While we may be newly formed, we see our ambition as our core strength, and we seek to continue to push the boundaries with what a young practice can achieve when working collaboratively with specialist teams.
What is your advice to future architecture generations?
It seems to us that the future of the architectural profession is at something of a crossroads as we head into the 2020s. As an increasing number of projects become ever larger, they also become ever more complex. One of the great attractions of being an architect has always been the need to have an overview of an entire project: an understanding as to how all the disparate bits fit together, from works below ground to the choice of windows, and from the selection of the cladding to the choice of ironmongery.
On smaller projects this requirement still holds true. However, what architects of the next generations will need to assess and consider is whether the same can be said on the increasing prevalence of much larger schemes.
Should we become more specialist in our approach, offering an enhanced range of services on a more limited area of the build (in much the way that a façade specialist does) or should we continue to offer the considered overview, as the voice of reason, balancing cost and buildability against aesthetics and client expectations.
Such actions may see the profession splinter into more specifically planning and technical roles and our advice would be to prepare for significant changes over the coming years.
What do you think is the most important issue for architects to focus on right now, and what are you doing as a practice to tackle it?

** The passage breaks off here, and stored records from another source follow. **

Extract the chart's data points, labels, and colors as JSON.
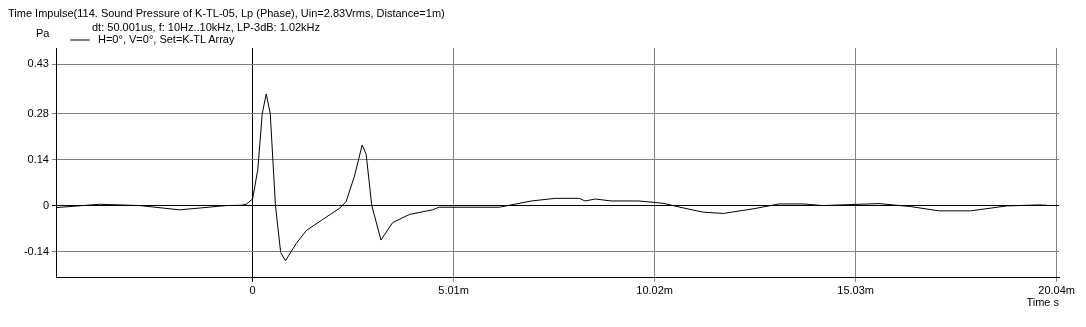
{
  "chart_data": {
    "type": "line",
    "title": "Time Impulse(114. Sound Pressure of K-TL-05, Lp (Phase), Uin=2.83Vrms, Distance=1m)",
    "subtitle": "dt: 50.001us, f: 10Hz..10kHz, LP-3dB: 1.02kHz",
    "xlabel": "Time s",
    "ylabel": "Pa",
    "xlim": [
      -4.9,
      20.1
    ],
    "xticks": [
      0,
      {
        "value": 5.01,
        "label": "5.01m"
      },
      {
        "value": 10.02,
        "label": "10.02m"
      },
      {
        "value": 15.03,
        "label": "15.03m"
      },
      {
        "value": 20.04,
        "label": "20.04m"
      }
    ],
    "ylim": [
      -0.22,
      0.48
    ],
    "yticks": [
      -0.14,
      0,
      0.14,
      0.28,
      0.43
    ],
    "grid": true,
    "legend": "top left",
    "marker": "none",
    "line_style": "solid",
    "series": [
      {
        "name": "H=0°, V=0°, Set=K-TL Array",
        "color": "#000000",
        "x": [
          -4.88,
          -3.81,
          -2.81,
          -1.82,
          -0.65,
          -0.28,
          -0.16,
          0,
          0.13,
          0.24,
          0.34,
          0.44,
          0.57,
          0.7,
          0.82,
          1.09,
          1.34,
          1.75,
          2.17,
          2.33,
          2.54,
          2.73,
          2.83,
          2.97,
          3.2,
          3.49,
          3.91,
          4.48,
          4.65,
          6.15,
          6.95,
          7.54,
          8.14,
          8.29,
          8.54,
          8.94,
          9.63,
          10.23,
          10.73,
          11.23,
          11.73,
          12.52,
          13.12,
          13.72,
          14.21,
          15.61,
          16.4,
          17.1,
          17.9,
          18.8,
          19.59,
          19.79
        ],
        "values": [
          -0.006,
          0.004,
          0,
          -0.013,
          0,
          0.001,
          0.004,
          0.02,
          0.11,
          0.28,
          0.34,
          0.28,
          0,
          -0.143,
          -0.168,
          -0.115,
          -0.076,
          -0.042,
          -0.008,
          0.012,
          0.09,
          0.184,
          0.157,
          0,
          -0.105,
          -0.052,
          -0.027,
          -0.013,
          -0.005,
          -0.005,
          0.014,
          0.022,
          0.022,
          0.014,
          0.02,
          0.014,
          0.014,
          0.007,
          -0.007,
          -0.02,
          -0.024,
          -0.009,
          0.005,
          0.005,
          0,
          0.006,
          -0.003,
          -0.016,
          -0.016,
          -0.001,
          0.002,
          0.001
        ]
      }
    ]
  }
}
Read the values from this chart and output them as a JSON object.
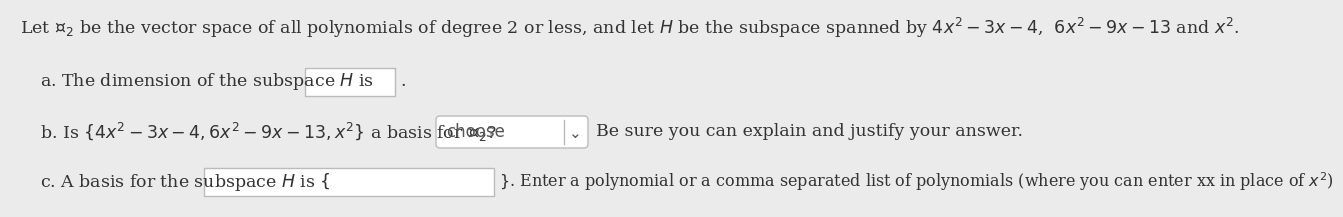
{
  "background_color": "#ebebeb",
  "title_text": "Let $\\mathcal{P}_2$ be the vector space of all polynomials of degree 2 or less, and let $H$ be the subspace spanned by $4x^2 - 3x - 4$,  $6x^2 - 9x - 13$ and $x^2$.",
  "title_color": "#333333",
  "title_fontsize": 12.5,
  "label_a_text": "a. The dimension of the subspace $H$ is",
  "label_b_text": "b. Is $\\{4x^2 - 3x - 4, 6x^2 - 9x - 13, x^2\\}$ a basis for $\\mathcal{P}_2$?",
  "label_c_text": "c. A basis for the subspace $H$ is $\\{$",
  "label_color": "#333333",
  "label_fontsize": 12.5,
  "choose_text": "choose",
  "choose_color": "#555555",
  "choose_fontsize": 12.0,
  "be_sure_text": "Be sure you can explain and justify your answer.",
  "be_sure_color": "#333333",
  "be_sure_fontsize": 12.5,
  "enter_poly_text": "$\\}$. Enter a polynomial or a comma separated list of polynomials (where you can enter xx in place of $x^2$)",
  "enter_poly_color": "#333333",
  "enter_poly_fontsize": 11.5,
  "period_text": ".",
  "box_color": "#ffffff",
  "box_edge_color": "#bbbbbb",
  "dropdown_arrow": "⌄"
}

We believe that the single most important aspect within our industry and profession is that of the environment. If what we build now adversely affects the aspirations and opportunities of future generations, then why are we building it that way?
More than 40% of all greenhouse gases are generated by the built environment, and everyday issues such as embodied energy, reconsidering the use of common construction materials (cement/concrete) and choices relating to heating and powering a development are as relevant as large scale infrastructure issues such as should we still be constructing new airports and building motorways?
So while we haven’t as yet had the opportunity to be involved in the design of an airport, the approach to all our building projects is very much focused on sustainability, reusability and inclusivity as fully integrated aspects of everything we do.
Where do you look for inspiration?
The simple answer is everywhere!
From building visits to hosting forums, and from aerial views of a city seen at night to the experiences of our daily commute, good architecture to us is about the inclusion and combination of all these things: the built form, the spaces between and the people using both.
In more prosaic terms we are huge fans of the architecture of Peter Zumthor. His ability to create places and spaces that are simultaneously monumental and subtle, serious and playful and of a locality yet internationally regarded is truly inspirational.